Rstudio is crashing alternatively got a warning on memory. its a dataset with approximately 250 000 subjects. The variable Exercise is 5 category factor variable. Total amount of events i about 10 000 and median followup time is 37 yrs.

It works when using a sliced dataset of 20 000 instead of 250 000.

Also tried setting R_MAX_VSIZE=300Gb

Code used

cox_model <- coxph(Surv(risk_time_20, ICD_I_incidenceORdeath) ~ Exercise + Sex, data = data, x=TRUE)

adjustedsurv(data=data,
                        variable="Exercise",
                        ev_time="risk_time_20",
                        event="ICD_I_incidenceORdeath",
                        method="direct",
                        outcome_model=cox_model,
                        conf_int=T,
                        na.action = "na.omit",
                        n_cores = 2)

I have a new macbook pro with 36gb ram. Is the only solution to find a more powerful computer?

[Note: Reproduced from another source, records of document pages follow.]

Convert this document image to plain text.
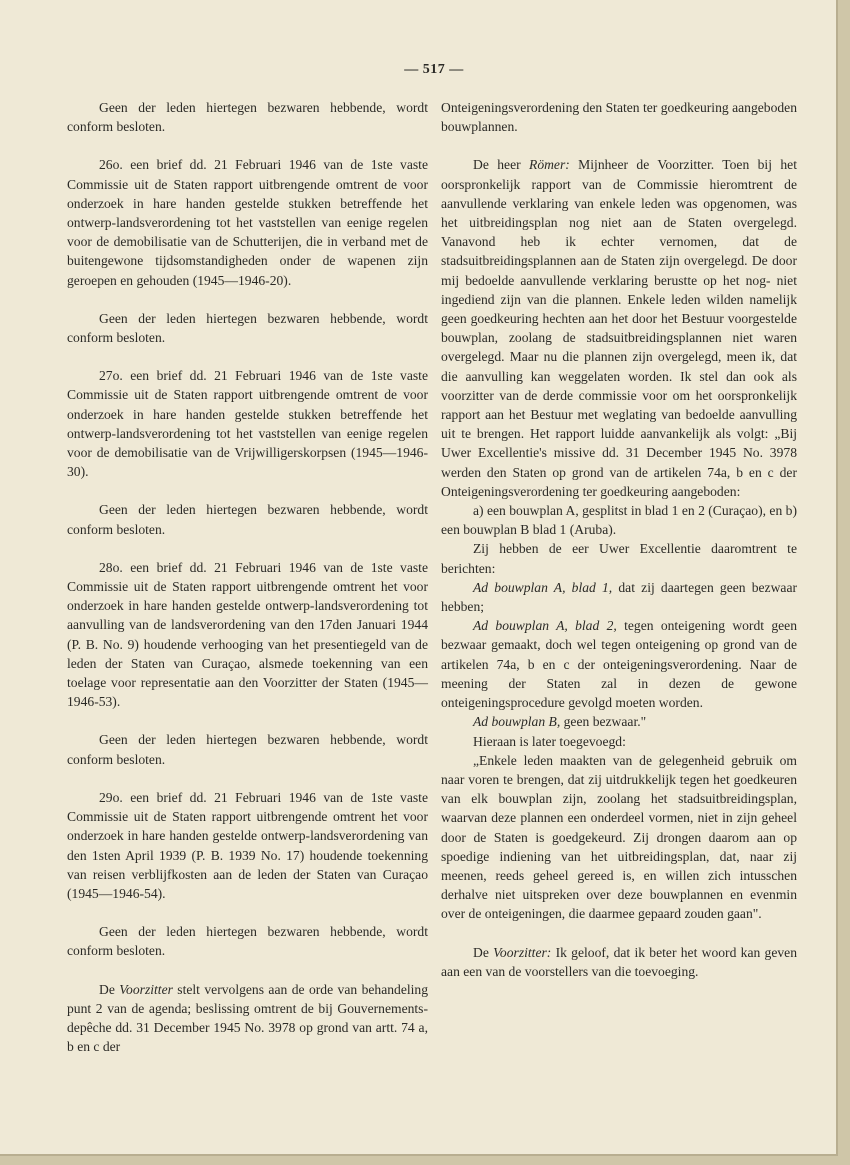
— 517 —

Geen der leden hiertegen bezwaren hebbende, wordt conform besloten.

26o. een brief dd. 21 Februari 1946 van de 1ste vaste Commissie uit de Staten rapport uitbrengende omtrent de voor onderzoek in hare handen gestelde stukken betreffende het ontwerp-landsverordening tot het vaststellen van eenige regelen voor de demobilisatie van de Schutterijen, die in verband met de buitengewone tijdsomstandigheden onder de wapenen zijn geroepen en gehouden (1945—1946-20).

Geen der leden hiertegen bezwaren hebbende, wordt conform besloten.

27o. een brief dd. 21 Februari 1946 van de 1ste vaste Commissie uit de Staten rapport uitbrengende omtrent de voor onderzoek in hare handen gestelde stukken betreffende het ontwerp-landsverordening tot het vaststellen van eenige regelen voor de demobilisatie van de Vrijwilligerskorpsen (1945—1946-30).

Geen der leden hiertegen bezwaren hebbende, wordt conform besloten.

28o. een brief dd. 21 Februari 1946 van de 1ste vaste Commissie uit de Staten rapport uitbrengende omtrent het voor onderzoek in hare handen gestelde ontwerp-landsverordening tot aanvulling van de landsverordening van den 17den Januari 1944 (P. B. No. 9) houdende verhooging van het presentiegeld van de leden der Staten van Curaçao, alsmede toekenning van een toelage voor representatie aan den Voorzitter der Staten (1945—1946-53).

Geen der leden hiertegen bezwaren hebbende, wordt conform besloten.

29o. een brief dd. 21 Februari 1946 van de 1ste vaste Commissie uit de Staten rapport uitbrengende omtrent het voor onderzoek in hare handen gestelde ontwerp-landsverordening van den 1sten April 1939 (P. B. 1939 No. 17) houdende toekenning van reisen verblijfkosten aan de leden der Staten van Curaçao (1945—1946-54).

Geen der leden hiertegen bezwaren hebbende, wordt conform besloten.

De Voorzitter stelt vervolgens aan de orde van behandeling punt 2 van de agenda; beslissing omtrent de bij Gouvernements-depêche dd. 31 December 1945 No. 3978 op grond van artt. 74 a, b en c der

Onteigeningsverordening den Staten ter goedkeuring aangeboden bouwplannen.

De heer Römer: Mijnheer de Voorzitter. Toen bij het oorspronkelijk rapport van de Commissie hieromtrent de aanvullende verklaring van enkele leden was opgenomen, was het uitbreidingsplan nog niet aan de Staten overgelegd. Vanavond heb ik echter vernomen, dat de stadsuitbreidingsplannen aan de Staten zijn overgelegd. De door mij bedoelde aanvullende verklaring berustte op het nog- niet ingediend zijn van die plannen. Enkele leden wilden namelijk geen goedkeuring hechten aan het door het Bestuur voorgestelde bouwplan, zoolang de stadsuitbreidingsplannen niet waren overgelegd. Maar nu die plannen zijn overgelegd, meen ik, dat die aanvulling kan weggelaten worden. Ik stel dan ook als voorzitter van de derde commissie voor om het oorspronkelijk rapport aan het Bestuur met weglating van bedoelde aanvulling uit te brengen. Het rapport luidde aanvankelijk als volgt: „Bij Uwer Excellentie's missive dd. 31 December 1945 No. 3978 werden den Staten op grond van de artikelen 74a, b en c der Onteigeningsverordening ter goedkeuring aangeboden:

a) een bouwplan A, gesplitst in blad 1 en 2 (Curaçao), en b) een bouwplan B blad 1 (Aruba).

Zij hebben de eer Uwer Excellentie daaromtrent te berichten:

Ad bouwplan A, blad 1, dat zij daartegen geen bezwaar hebben;

Ad bouwplan A, blad 2, tegen onteigening wordt geen bezwaar gemaakt, doch wel tegen onteigening op grond van de artikelen 74a, b en c der onteigeningsverordening. Naar de meening der Staten zal in dezen de gewone onteigeningsprocedure gevolgd moeten worden.

Ad bouwplan B, geen bezwaar."

Hieraan is later toegevoegd:

„Enkele leden maakten van de gelegenheid gebruik om naar voren te brengen, dat zij uitdrukkelijk tegen het goedkeuren van elk bouwplan zijn, zoolang het stadsuitbreidingsplan, waarvan deze plannen een onderdeel vormen, niet in zijn geheel door de Staten is goedgekeurd. Zij drongen daarom aan op spoedige indiening van het uitbreidingsplan, dat, naar zij meenen, reeds geheel gereed is, en willen zich intusschen derhalve niet uitspreken over deze bouwplannen en evenmin over de onteigeningen, die daarmee gepaard zouden gaan".

De Voorzitter: Ik geloof, dat ik beter het woord kan geven aan een van de voorstellers van die toevoeging.
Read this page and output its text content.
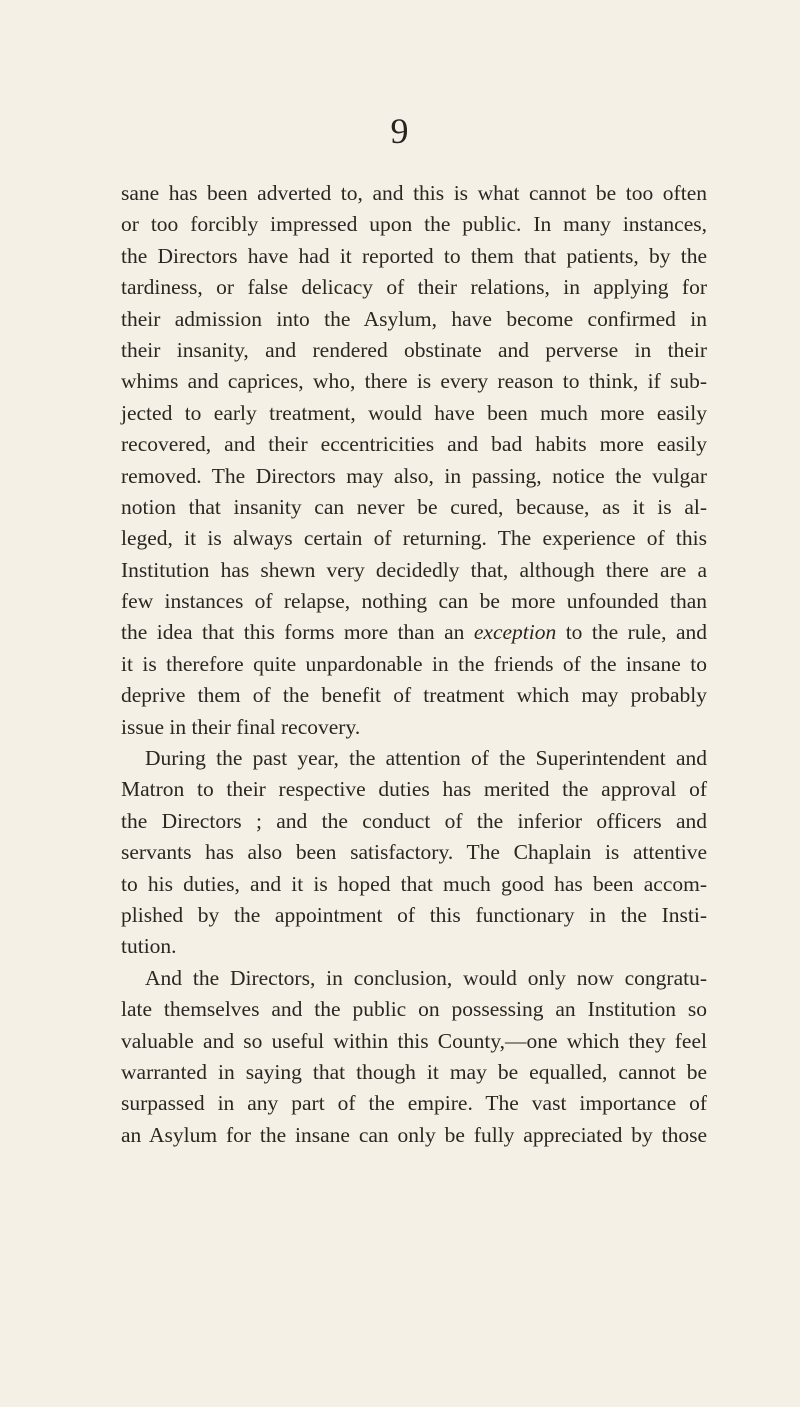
9
sane has been adverted to, and this is what cannot be too often
or too forcibly impressed upon the public. In many instances,
the Directors have had it reported to them that patients, by the
tardiness, or false delicacy of their relations, in applying for
their admission into the Asylum, have become confirmed in
their insanity, and rendered obstinate and perverse in their
whims and caprices, who, there is every reason to think, if sub-
jected to early treatment, would have been much more easily
recovered, and their eccentricities and bad habits more easily
removed. The Directors may also, in passing, notice the vulgar
notion that insanity can never be cured, because, as it is al-
leged, it is always certain of returning. The experience of this
Institution has shewn very decidedly that, although there are a
few instances of relapse, nothing can be more unfounded than
the idea that this forms more than an exception to the rule, and
it is therefore quite unpardonable in the friends of the insane to
deprive them of the benefit of treatment which may probably
issue in their final recovery.
During the past year, the attention of the Superintendent and
Matron to their respective duties has merited the approval of
the Directors ; and the conduct of the inferior officers and
servants has also been satisfactory. The Chaplain is attentive
to his duties, and it is hoped that much good has been accom-
plished by the appointment of this functionary in the Insti-
tution.
And the Directors, in conclusion, would only now congratu-
late themselves and the public on possessing an Institution so
valuable and so useful within this County,—one which they feel
warranted in saying that though it may be equalled, cannot be
surpassed in any part of the empire. The vast importance of
an Asylum for the insane can only be fully appreciated by those
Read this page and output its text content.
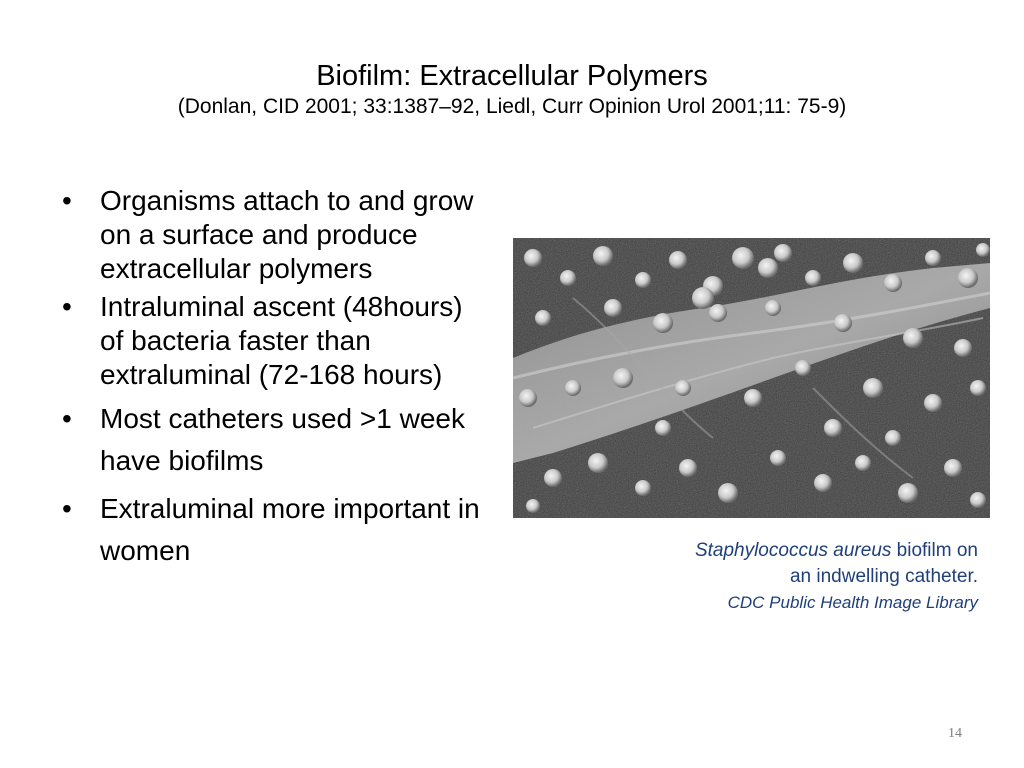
Biofilm: Extracellular Polymers
(Donlan, CID 2001; 33:1387–92, Liedl, Curr Opinion Urol 2001;11: 75-9)
• Organisms attach to and grow on a surface and produce extracellular polymers
• Intraluminal ascent (48hours) of bacteria faster than extraluminal (72-168 hours)
• Most catheters used >1 week have biofilms
• Extraluminal more important in women	Staphylococcus aureus biofilm on
an indwelling catheter.
CDC Public Health Image Library
14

Sorry for no reproducible example.

This is a plot with 20 000 individuals from the original 250 000 individuals:

image

RobinDenz1 commented 8 months ago

Thanks for the detailed description. When using method="direct" with a coxph object supplied to the outcome_model argument, the ate() function of the riskRegression package is used internally to perform all calculations, which can become unwieldly with large datasets.

However, there are multiple things you can try:

  1. The biggest issue is confidence interval calculation, because the ate() function relies on the efficient influence function to calculate those. By setting conf_int to FALSE it may become executable. I understand that this may be unacceptable (because confidence intervals are important!).
  2. Internally, the survival probability is estimated at all points in time at which an event occurs. This is overkill if you have this many events, because many of them will be very close to each other in time. You can change this by supplying a suitably fine grid of points in time to the times argument of the adjustedsurv() function, which will greatly reduce the computational effort.
  3. If neither of the aforementioned options work, you could try to use another method. In particular, inverse probability of treatment weighting methods are very computationally efficient, even when setting conf_int=TRUE. (see ?surv_iptw_km for example).

Hope this helps!

EDIT: I just noticed that you only consider a single confounder in your model, named sex. If that is really all you want to adjust for I would recommend using method="strat_nieto", which is computationally efficient and offers a non-parametric confounder-adjustment procedure. It does, however, only work with a small set of categorical confounders. So that might be perfect for your situation!

dvaiman commented 8 months ago

Thanks for the swift answer! the method="strat_nieto" method worked. Also managed some models with conf_int=F and with a time grid.